|M.Sc Student||Alexander Itenberg|
|Subject||Numerical Investigation of Flapping Wings|
|Department||Department of Aerospace Engineering||Supervisor||Dr. Levy Yuval|
A numerical investigation was conducted to study the aerodynamic characteristics of a wing in the heave motion. The results of the current work investigate the heave motion of two and three dimensional wings in inviscid and viscous flows for low Reynolds numbers. The low Reynolds numbers investigation was chosen because of an interest in small size, low speed UAVs.
The results of inviscid two-dimensional flow show a very good agreement with the linear theory under the assumption of small angles of attack. The increase in the maximum angle of attack decreases the thrust force and the motion efficiency comparing to the linear theory predictions. The inviscid three dimensional flow investigation examined the influence of the aspect and taper ratios. The decrease in the aspect ratio and the taper ratio decreases the thrust force. The decrease in the aspect ratio decreases the motion efficiency and presents a very good compliance to the two-dimensional results at the infinity approximation of the aspect ratio. As opposed to that, the decrease in the taper ratio increases the motion efficiency.

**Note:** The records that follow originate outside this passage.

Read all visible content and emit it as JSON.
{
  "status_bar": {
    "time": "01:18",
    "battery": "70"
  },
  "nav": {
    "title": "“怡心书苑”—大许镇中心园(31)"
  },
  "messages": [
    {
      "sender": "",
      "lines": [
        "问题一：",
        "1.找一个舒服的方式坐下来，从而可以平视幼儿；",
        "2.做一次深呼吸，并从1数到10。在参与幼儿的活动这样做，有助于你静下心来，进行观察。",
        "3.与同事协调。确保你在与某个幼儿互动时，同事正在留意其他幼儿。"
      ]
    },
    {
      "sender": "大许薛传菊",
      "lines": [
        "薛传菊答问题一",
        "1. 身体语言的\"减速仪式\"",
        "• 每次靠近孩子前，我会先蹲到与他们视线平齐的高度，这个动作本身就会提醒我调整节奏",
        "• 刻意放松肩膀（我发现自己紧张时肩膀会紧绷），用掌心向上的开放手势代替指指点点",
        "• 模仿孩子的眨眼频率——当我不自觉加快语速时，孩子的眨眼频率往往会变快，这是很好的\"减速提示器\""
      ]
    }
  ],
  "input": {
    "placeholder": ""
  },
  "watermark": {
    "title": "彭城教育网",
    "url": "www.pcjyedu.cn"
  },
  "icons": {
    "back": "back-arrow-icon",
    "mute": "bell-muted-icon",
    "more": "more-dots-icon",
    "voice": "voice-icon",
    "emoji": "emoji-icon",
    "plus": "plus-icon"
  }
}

The viscous flow results show a strong Reynolds number effect. In order to investigate the heave motion with the Reynolds numbers in range of 104 to 5´104 the low limit of reduced frequency was set to 0.3. The results under the low limit of the reduced frequency show mainly the "von Karman vortex street" unsteady flow phenomenon. The unsteady phenomenon has a significant influence at low angles of attack (low reduced frequencies and motion amplitudes) and its influence reduces at high angles of attack. The motion efficiency is negative at low angles of attack, meaning that the drag force is greater than the thrust force. The propulsion efficiency (the propulsion efficiency calculation is based on the pure thrust force) is always positive as it is predicted by the linear theory, but has a different behavior. The propulsion efficiency increases up to the reduced frequency, where the unsteady phenomenon loses its influence, and from that point the propulsion efficiency decreases as the linear theory. The propulsion efficiency, in the region of small unsteady influence, is in range of 35% - 55%, depending on the reduced frequency and motion amplitude. The increase in the motion amplitude decreases the propulsion efficiency due to the additional drag force at high angles of attack.